A young journalist from Sudan, Alsanosi Ahmed Ibrahim Ali, said the interests of the United States and Africa overlap. “For example, trade between the United States will create jobs in both places. I will carry that message back to Sudan,” he said. He added that the Sudanese government paints an unfairly negative image of the United States.
Sydney Chisi, executive director of the Youth Initiative for Democracy in Zimbabwe, works on training young community leaders. He prepares young people to run for office, registers citizens to vote and demands change in government actions and policies.
“Zimbabwe’s youth have to be included in decision-making processes,” he said. They have to “take it upon themselves” to build a new democracy and governing system, and confront the internal security forces. “It is very dangerous, but somebody has to do it,” Chisi said. He said in 2008 he lost four close friends to political violence.

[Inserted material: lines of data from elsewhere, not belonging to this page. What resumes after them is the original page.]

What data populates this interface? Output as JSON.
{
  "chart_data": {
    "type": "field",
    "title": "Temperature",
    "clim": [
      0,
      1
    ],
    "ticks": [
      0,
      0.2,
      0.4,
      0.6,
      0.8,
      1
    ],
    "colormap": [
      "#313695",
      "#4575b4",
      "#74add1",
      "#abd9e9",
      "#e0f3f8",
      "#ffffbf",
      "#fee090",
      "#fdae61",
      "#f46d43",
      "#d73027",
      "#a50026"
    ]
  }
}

Assale Tiemoko Antoine, a journalist from Ivory Coast, was appreciative of the honor of being invited to the forum. Antoine spent 12 months behind bars from December 2007 to December 2008 for his reporting on government corruption. He said he hoped that being part of the young leaders’ forum will raise his status back home and afford him greater protection from people who would like to silence him.
“You must keep the freedom of independence alive,” Payne said. “Many leaders in Africa feel that the people must serve them. I’ve told that to their faces. They didn’t like it. You need to go back home and do work.”
Payne was surrounded by many young leaders in the street afterward as they jostled to have a picture taken with him.